GLM 5.2: where it fits
An open-weight reasoning model built for long-horizon coding and multi-step agent workflows — strong and cheap. Released June 16, 2026 by Z.ai, it is built for long-horizon agentic coding, project-level software engineering, tool use across long-running tasks, and tops the open-weight intelligence index.
Its trade-offs: text-only — no native multimodal input, and new release with a limited third-party track record. At $0.98 in / $3.08 out per million tokens, it sits in the budget price band.
The bottom line for this matchup
The defining split here is open vs. closed. GLM 5.2 gives you weights you control — self-host it, fine-tune it, keep data in-house, pay only for hardware. Gemini 2.5 Flash gives you a managed, always-updated API with no infrastructure to run. Teams with GPUs, privacy requirements, or huge volume often favour the open model; teams that want zero ops and the latest capabilities favour the closed one. Capability is close enough that this operational question, not the benchmark, usually decides it.
Want both Gemini 2.5 Flash and GLM 5.2 without two subscriptions? LumiChats gives you these plus 40+ models under one ₹69/day pass (about $1/day) — draft with one, cross-check with the other.
Public SWE-Bench figures are not available for either model, so the honest test is your own repository — run an identical real bug through both. By design, Gemini 2.5 Flash leans toward cheapest 1m-context option while GLM 5.2 leans toward long-horizon agentic coding, and that positioning usually predicts which feels better on your codebase.
Which is cheaper, Gemini 2.5 Flash or GLM 5.2?
GLM 5.2 is open-weight, so self-hosting means no per-token fee (you pay for hardware instead), while Gemini 2.5 Flash is API-metered at $0.15/$0.6 per 1M tokens. For most teams without GPUs, the API model is cheaper to start; at very high volume, self-hosting can win.

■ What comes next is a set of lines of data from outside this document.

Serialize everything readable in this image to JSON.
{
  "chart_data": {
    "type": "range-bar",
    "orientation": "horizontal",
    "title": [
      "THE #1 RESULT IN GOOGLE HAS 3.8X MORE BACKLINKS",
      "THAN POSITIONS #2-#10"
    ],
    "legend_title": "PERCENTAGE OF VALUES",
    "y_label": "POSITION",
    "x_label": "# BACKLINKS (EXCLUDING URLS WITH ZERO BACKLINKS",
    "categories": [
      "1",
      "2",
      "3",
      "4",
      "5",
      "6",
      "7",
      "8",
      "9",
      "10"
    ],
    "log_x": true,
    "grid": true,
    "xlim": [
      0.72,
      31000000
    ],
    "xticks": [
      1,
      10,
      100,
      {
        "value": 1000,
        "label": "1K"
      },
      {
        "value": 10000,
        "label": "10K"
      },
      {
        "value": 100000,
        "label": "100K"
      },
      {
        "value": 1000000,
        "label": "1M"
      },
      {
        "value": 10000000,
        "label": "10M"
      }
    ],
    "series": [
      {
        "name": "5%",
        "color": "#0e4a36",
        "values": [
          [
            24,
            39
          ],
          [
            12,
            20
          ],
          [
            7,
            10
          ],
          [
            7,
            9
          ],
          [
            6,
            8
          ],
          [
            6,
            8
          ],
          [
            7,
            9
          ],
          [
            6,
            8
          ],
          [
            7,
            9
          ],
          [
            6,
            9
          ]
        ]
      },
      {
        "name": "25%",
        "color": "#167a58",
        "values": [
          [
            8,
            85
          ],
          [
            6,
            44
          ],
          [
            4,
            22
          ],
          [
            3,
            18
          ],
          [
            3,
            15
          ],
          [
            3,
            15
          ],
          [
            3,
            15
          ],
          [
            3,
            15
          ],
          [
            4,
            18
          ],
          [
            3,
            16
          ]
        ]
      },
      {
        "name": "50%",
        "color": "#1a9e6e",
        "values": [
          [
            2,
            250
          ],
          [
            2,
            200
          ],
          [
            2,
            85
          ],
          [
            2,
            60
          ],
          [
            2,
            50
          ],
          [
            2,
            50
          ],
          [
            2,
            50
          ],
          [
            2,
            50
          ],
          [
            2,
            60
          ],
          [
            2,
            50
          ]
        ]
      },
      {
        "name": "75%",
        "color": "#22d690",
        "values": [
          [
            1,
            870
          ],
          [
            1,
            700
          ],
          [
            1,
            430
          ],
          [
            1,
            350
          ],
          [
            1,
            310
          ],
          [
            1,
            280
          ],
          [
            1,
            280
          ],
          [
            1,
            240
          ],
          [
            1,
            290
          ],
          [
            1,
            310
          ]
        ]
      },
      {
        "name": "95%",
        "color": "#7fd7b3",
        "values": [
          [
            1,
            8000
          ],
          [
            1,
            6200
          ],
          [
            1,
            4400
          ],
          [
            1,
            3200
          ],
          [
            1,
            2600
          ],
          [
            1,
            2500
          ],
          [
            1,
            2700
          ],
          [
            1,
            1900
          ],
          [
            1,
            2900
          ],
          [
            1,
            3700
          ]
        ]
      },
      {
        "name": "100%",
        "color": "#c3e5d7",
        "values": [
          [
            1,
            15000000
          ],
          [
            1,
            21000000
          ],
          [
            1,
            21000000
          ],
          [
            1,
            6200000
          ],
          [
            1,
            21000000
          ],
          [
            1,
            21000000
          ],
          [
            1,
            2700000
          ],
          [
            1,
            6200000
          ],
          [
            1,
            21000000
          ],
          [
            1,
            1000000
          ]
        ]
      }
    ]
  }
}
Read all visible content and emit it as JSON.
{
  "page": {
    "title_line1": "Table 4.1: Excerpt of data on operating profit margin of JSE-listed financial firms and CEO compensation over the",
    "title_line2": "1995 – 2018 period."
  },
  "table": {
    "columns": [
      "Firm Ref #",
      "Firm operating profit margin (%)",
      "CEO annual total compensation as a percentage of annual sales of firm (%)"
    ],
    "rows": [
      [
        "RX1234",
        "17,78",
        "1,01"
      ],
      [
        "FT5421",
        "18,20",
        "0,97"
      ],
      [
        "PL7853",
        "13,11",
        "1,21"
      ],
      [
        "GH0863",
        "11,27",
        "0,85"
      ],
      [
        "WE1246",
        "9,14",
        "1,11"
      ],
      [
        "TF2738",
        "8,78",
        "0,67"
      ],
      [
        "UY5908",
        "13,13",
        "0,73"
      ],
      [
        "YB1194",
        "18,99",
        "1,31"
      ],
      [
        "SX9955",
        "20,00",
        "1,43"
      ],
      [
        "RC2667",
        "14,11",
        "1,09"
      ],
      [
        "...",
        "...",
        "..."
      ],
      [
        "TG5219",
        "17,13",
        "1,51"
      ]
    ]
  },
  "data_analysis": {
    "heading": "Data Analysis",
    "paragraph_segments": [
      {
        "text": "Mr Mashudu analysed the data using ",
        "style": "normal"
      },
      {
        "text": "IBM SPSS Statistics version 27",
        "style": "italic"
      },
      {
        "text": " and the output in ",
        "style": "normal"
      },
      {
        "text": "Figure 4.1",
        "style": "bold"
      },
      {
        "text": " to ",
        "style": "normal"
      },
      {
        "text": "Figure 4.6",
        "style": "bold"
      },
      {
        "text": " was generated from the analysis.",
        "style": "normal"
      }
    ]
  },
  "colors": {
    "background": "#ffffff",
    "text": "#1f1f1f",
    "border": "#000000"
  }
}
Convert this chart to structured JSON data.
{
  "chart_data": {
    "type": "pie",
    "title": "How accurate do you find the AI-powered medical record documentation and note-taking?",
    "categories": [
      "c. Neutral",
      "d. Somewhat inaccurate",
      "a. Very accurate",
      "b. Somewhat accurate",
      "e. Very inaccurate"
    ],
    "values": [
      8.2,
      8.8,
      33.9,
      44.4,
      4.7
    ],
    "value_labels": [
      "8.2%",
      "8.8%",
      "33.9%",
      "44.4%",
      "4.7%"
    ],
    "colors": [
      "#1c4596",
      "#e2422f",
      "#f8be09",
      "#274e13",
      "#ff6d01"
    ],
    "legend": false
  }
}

Which has the bigger context window?
Both advertise 1M (~1,500 pages). Remember advertised ≠ usable: recall typically degrades before the ceiling.
Can I use both Gemini 2.5 Flash and GLM 5.2 together?
Yes — a multi-model platform like LumiChats gives you Gemini 2.5 Flash, GLM 5.2 and 40+ others under one ₹69/day pass (about $1/day), so you can draft with one and cross-check with the other instead of buying two subscriptions.
Which is newer, Gemini 2.5 Flash or GLM 5.2?
GLM 5.2 — released June 16, 2026, about 13 months after Gemini 2.5 Flash.
Specifications and benchmarks reflect publicly reported figures as of June 2026 and may change as providers release updates. Always verify on your own workload.